DHR question: Traceability of components

racglobal

Involved In Discussions
Hi everyone, a DHR is a lot manufacturing record. For the components that are used in manufacturing, how can we indicate which lots the components come from? In other words, how to provide traceability to the original lot #s of the components from suppliers? We are a small company putting together the manufacturing record for the first time. Can somebody share a sample DHR? Thanks.
 

Jen

Starting to get Involved
In my company, we use batch manufacturing record to record the raw material and the lot number. You can find a lot example by goggle "batch manufacturing record". Maybe can give you some idea on how to build your manufacturing record.
 

Jean_B

Trusted Information Resource
You have things to arrange and choices to make.
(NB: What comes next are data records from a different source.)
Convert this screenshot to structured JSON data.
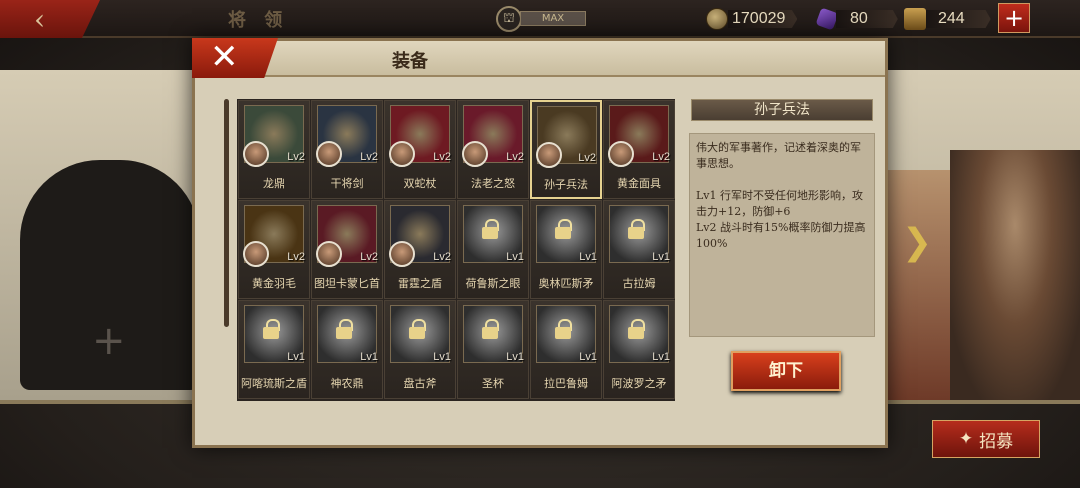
{
  "topbar": {
    "title": "将 领",
    "level_label": "MAX",
    "coins": "170029",
    "gems": "80",
    "chests": "244",
    "plus": "+"
  },
  "recruit_label": "招募",
  "modal": {
    "title": "装备",
    "selected": {
      "name": "孙子兵法",
      "description": "伟大的军事著作，记述着深奥的军事思想。",
      "effect_lv1": "Lv1  行军时不受任何地形影响，攻击力+12，防御+6",
      "effect_lv2": "Lv2  战斗时有15%概率防御力提高100%"
    },
    "unequip_label": "卸下",
    "items": [
      {
        "name": "龙鼎",
        "level": "Lv2",
        "locked": false,
        "color": "#3b4a3a"
      },
      {
        "name": "干将剑",
        "level": "Lv2",
        "locked": false,
        "color": "#2a3442"
      },
      {
        "name": "双蛇杖",
        "level": "Lv2",
        "locked": false,
        "color": "#6e1a22"
      },
      {
        "name": "法老之怒",
        "level": "Lv2",
        "locked": false,
        "color": "#6a1a2a"
      },
      {
        "name": "孙子兵法",
        "level": "Lv2",
        "locked": false,
        "color": "#4a3a22"
      },
      {
        "name": "黄金面具",
        "level": "Lv2",
        "locked": false,
        "color": "#5a1a1a"
      },
      {
        "name": "黄金羽毛",
        "level": "Lv2",
        "locked": false,
        "color": "#4a3414"
      },
      {
        "name": "图坦卡蒙匕首",
        "level": "Lv2",
        "locked": false,
        "color": "#5a1a24"
      },
      {
        "name": "雷霆之盾",
        "level": "Lv2",
        "locked": false,
        "color": "#2a2a30"
      },
      {
        "name": "荷鲁斯之眼",
        "level": "Lv1",
        "locked": true,
        "color": "#555"
      },
      {
        "name": "奥林匹斯矛",
        "level": "Lv1",
        "locked": true,
        "color": "#555"
      },
      {
        "name": "古拉姆",
        "level": "Lv1",
        "locked": true,
        "color": "#555"
      },
      {
        "name": "阿喀琉斯之盾",
        "level": "Lv1",
        "locked": true,
        "color": "#555"
      },
      {
        "name": "神农鼎",
        "level": "Lv1",
        "locked": true,
        "color": "#555"
      },
      {
        "name": "盘古斧",
        "level": "Lv1",
        "locked": true,
        "color": "#555"
      },
      {
        "name": "圣杯",
        "level": "Lv1",
        "locked": true,
        "color": "#555"
      },
      {
        "name": "拉巴鲁姆",
        "level": "Lv1",
        "locked": true,
        "color": "#555"
      },
      {
        "name": "阿波罗之矛",
        "level": "Lv1",
        "locked": true,
        "color": "#555"
      }
    ]
  }
}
But it all starts with: determine the value of tracing the (status of the) item (whether it is material, component, subassembly, assembly, packaged product, presence, processing). There is a cost involved, and while overhead might be the biggest factor and make you go 'what the heck, let's do them all', especially in the early phases this is not the case.
Now what is value that traceability enables? The simplest overview is:
  • when you cannot easily/cheaply/risklessly redetermine the status (i.e. did this pass/fail the test; did it undergo the cleaning, strengthening process)
  • when you must be able to identify that part of your product for planned future action (i.e. service, calibration, repair, upgrades; as a pivotal assembly of 'stuff went so bad we need to recall' or
  • when you must be able to identify that part of your product for unplanned but probably action as a vulnerable part (i.e. you have had problems with similar items in the past and want to be able to really narrow down your actions based on a strong root cause analysis which often builds on separating matters through traceability))
Once you've identified each part (and process/location) that has such characteristics you need to make a decision:
  • Do I rely on the supplier provided batch indication (if they're all providing it it's the cheapest, but they might make mistakes you don't find out until later, and not all of them always care as much)?
  • Do I transpose provided items into my own internal supply batch numbers (usually more consistency and control on numbering, though more upfront cost)? You need to have one place, and one place only where you do this, and you must foolproof it so every crosslink is made. If you forget one you might go up bone-creek in your production planning and traceability both.
  • Will there be a difference in when or to what purpose I take lots out of the batches, so will I further specify traceability in-house at the part level, will I rely on the DHR or don't I care? Could be the case when you're treating material that came in before then using that lot in separate products.
Now you have an idea of whatfor and what, the how depends on your operation:
  • Few but high cost items? Maybe encode in QR code and introduce scanners to make sure no writing mistakes enter into the record, and allow for easy notation later in the field (which is usually the realm of the high-cost items anyway).
  • Many low cost items in many batches? Maybe still encode in barcodes, because the longer the number is the easier it is fouled up.
  • Many low cost item in few batches? Handwritten on the DHR probably best. Shift to scan if you are producing huge amounts which do not have batch but separate DHR's.
  • You can stand some wider spread? First-In First-Out on a date level.
  • Not at all and save/insure against when it goes wrong.
Noone says you can't mix the above, but due to habituation of personnel its best to keep it to as few systems to learn for any one person as possible. Could still mean you have different levels at different lines (i.e. equipment versus consumable).
Advantage of scanners is that you might be able to drop data directly into an ERP and have searchable traceability. Because if you've never had to sort through thousands of DHR's to identify the relevant lots you don't know how much that Want becomes a strong Must. It also helps with production planning, so there's more happy stakeholders.